Current Sociology
Sociologist of the Month, June 2024
Please welcome our Sociologists of the Month for June 2024, Lisa Baranik (University at Albany, SUNY, USA), Brandon Gorman (University at Albany, SUNY, USA) and Natalie Wright (Shadow Health, an Elsevier company). Their article for Current Sociology Wasta and its relationship to employment status and income in the Arab Middle East was shortlisted for the second edition (Vol. 71) of the Annual SAGE Current Sociology Best Paper Prize, and is Free Access this month.
Brandon Gorman
Could you please tell us about yourself? How did you come to your field of study?

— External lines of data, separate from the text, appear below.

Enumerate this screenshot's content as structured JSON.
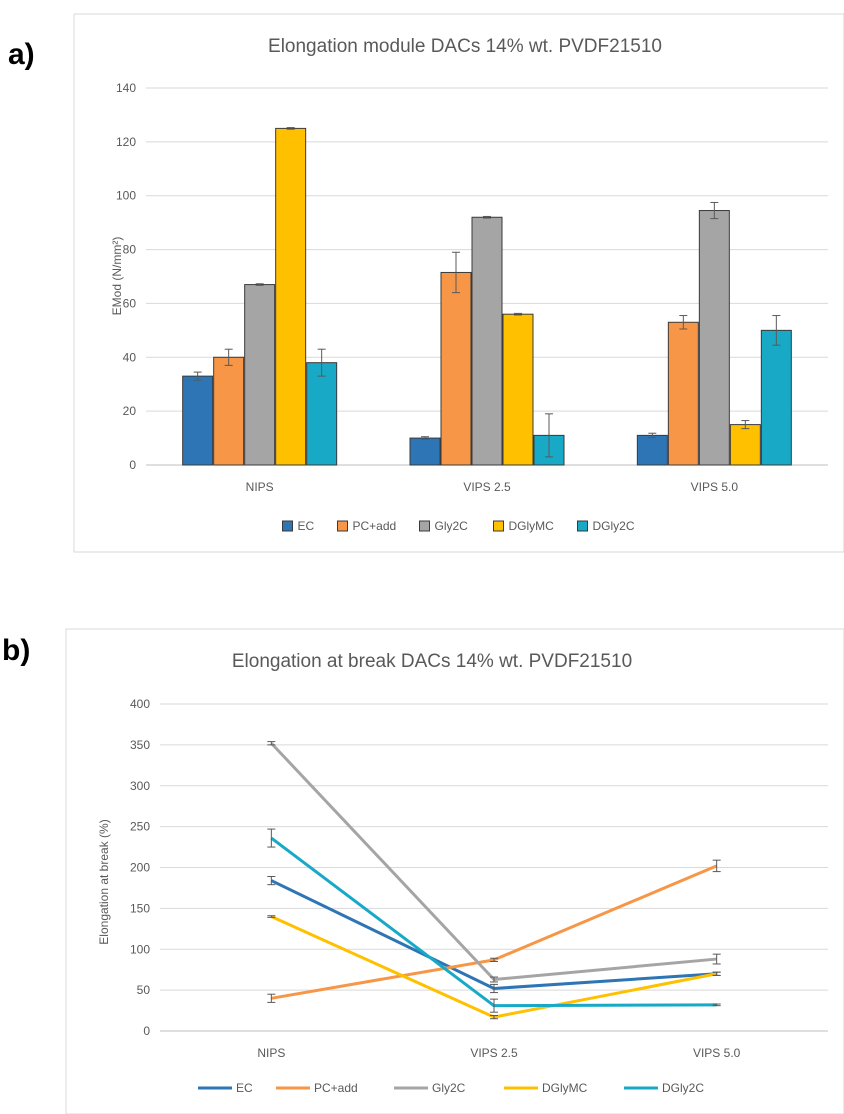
{
  "chart_data": [
    {
      "panel_label": "a)",
      "type": "bar",
      "title": "Elongation module DACs 14% wt. PVDF21510",
      "xlabel": "",
      "ylabel": "EMod (N/mm²)",
      "ylim": [
        0,
        140
      ],
      "yticks": [
        0,
        20,
        40,
        60,
        80,
        100,
        120,
        140
      ],
      "categories": [
        "NIPS",
        "VIPS 2.5",
        "VIPS 5.0"
      ],
      "grid": true,
      "legend_position": "bottom",
      "series": [
        {
          "name": "EC",
          "color": "#2e75b6",
          "values": [
            33,
            10,
            11
          ],
          "errors": [
            1.5,
            0.5,
            0.8
          ]
        },
        {
          "name": "PC+add",
          "color": "#f79646",
          "values": [
            40,
            71.5,
            53
          ],
          "errors": [
            3,
            7.5,
            2.5
          ]
        },
        {
          "name": "Gly2C",
          "color": "#a5a5a5",
          "values": [
            67,
            92,
            94.5
          ],
          "errors": [
            0.3,
            0.3,
            3
          ]
        },
        {
          "name": "DGlyMC",
          "color": "#ffc000",
          "values": [
            125,
            56,
            15
          ],
          "errors": [
            0.3,
            0.3,
            1.5
          ]
        },
        {
          "name": "DGly2C",
          "color": "#17a9c6",
          "values": [
            38,
            11,
            50
          ],
          "errors": [
            5,
            8,
            5.5
          ]
        }
      ]
    },
    {
      "panel_label": "b)",
      "type": "line",
      "title": "Elongation at break DACs 14% wt. PVDF21510",
      "xlabel": "",
      "ylabel": "Elongation at break (%)",
      "ylim": [
        0,
        400
      ],
      "yticks": [
        0,
        50,
        100,
        150,
        200,
        250,
        300,
        350,
        400
      ],
      "categories": [
        "NIPS",
        "VIPS 2.5",
        "VIPS 5.0"
      ],
      "grid": true,
      "legend_position": "bottom",
      "series": [
        {
          "name": "EC",
          "color": "#2e75b6",
          "values": [
            184,
            52,
            70
          ],
          "errors": [
            5,
            5,
            2
          ]
        },
        {
          "name": "PC+add",
          "color": "#f79646",
          "values": [
            40,
            87,
            202
          ],
          "errors": [
            5,
            2,
            7
          ]
        },
        {
          "name": "Gly2C",
          "color": "#a5a5a5",
          "values": [
            352,
            63,
            88
          ],
          "errors": [
            2,
            3,
            6
          ]
        },
        {
          "name": "DGlyMC",
          "color": "#ffc000",
          "values": [
            140,
            17,
            70
          ],
          "errors": [
            1,
            2,
            2
          ]
        },
        {
          "name": "DGly2C",
          "color": "#17a9c6",
          "values": [
            236,
            31,
            32
          ],
          "errors": [
            11,
            8,
            1
          ]
        }
      ]
    }
  ]
}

B. Gorman: I’m an associate professor in the sociology department SUNY-Albany, originally from Northwest Georgia, and a first-generation college student and academic. I’ve got two daughters (5 month old and 9 year old) and I enjoy fishing, hiking, pickling vegetables, and playing tabletop role-playing games.
My main areas of interest are Middle East culture and politics, global and transnational sociology, social psychology, and political sociology. For the article published in Current Sociology, my biggest contribution was my expertise in Middle East studies. I came to this somewhat by accident – I was a senior in high school in 2001 and became interested in the Middle East after 9/11. When I got to college and was required to take a foreign language, I found Arabic on the list and immediately fell in love. I spent the next 13 years learning Arabic and studying the Middle East.
What prompted you to research the area of your article, “Wasta and its relationship to employment status and income in the Arab Middle East”?
B. Gorman: My wife (the lead author) and I spent more than two years living in the Middle East and North Africa while I was in graduate school. She is an industrial-organizational psychologist by training and has no connection to the Middle East outside of me. While we were there, we decided to collect data to do some side studies, and this paper grew out of that.
What do you see as the key findings of your article?
B. Gorman: Our key finding is that wasta, or the process of achieving goals through connections with high-status people, is a key predictor of career success in the Arab Middle East. This means that patterned inequality in the distribution of wasta connections likely creates additional hardships for women, ethnic minorities, people with lower socioeconomic status, and members of other stigmatized communities in this world region.
What are the wider social implications of your research in the current social climate? How do you think things will change in the future?
B. Gorman: This is kind of a tough question. I think that American sociology is somewhat parochial in that we tend to study the United States and use it as a stand-in for human existence writ large. This project is unusual in that we studied career performance in the global south using a local social construct (wasta) that makes sense to the people that we study. There has been an upward trend in American sociologists studying areas of the world outside of the United States and Europe but the relative share is still pretty small. I hope that this will change in the future.
Do you have any links to images, documents or other pieces of research which build on or add to the article? Or a suggested reading list?
B. Gorman:
For more of my work on employment in the Middle East and North Africa:
Baranik, Lisa, Brandon Gorman, and William Wales. 2018. “What Makes Muslim Women Entrepreneurs Successful? A Field Study Examining Religiosity and Social Capital in Tunisia.” Sex Roles 78(3-4):208-219.
On the “internationalization” of American social science:
- Kurzman, Charles. 2017. “Scholarly Attention and the Limited Internationalization of US Social Science.” International Sociology 32(6): 775-795.
For more of my work on Middle East sociology:
- Gorman, Brandon. 2016. “Appropriating Democratic Discourse in North Africa.” International Journal of Comparative Sociology 57(5):288-309.
- Gorman, Brandon. 2018. “The Myth of the Secular-Islamist Divide in Muslim Politics: Evidence from Tunisia.” Current Sociology 66(1):145-164.
- Gorman, Brandon and Charles Seguin. 2018. “World Citizens on the Periphery: Threat and Identification with Global Society.” American Journal of Sociology 124(3):705-761.
- Gorman, Brandon. 2019 “Global Norms vs. Global Actors: International Politics, Muslim Identity, and Support for Shari’a.” Sociological Forum 34(1):91-114.
- Gorman, Brandon and Charles Seguin. 2018. “World Citizens on the Periphery: Threat and Identification with Global Society.” American Journal of Sociology 124(3):705-761.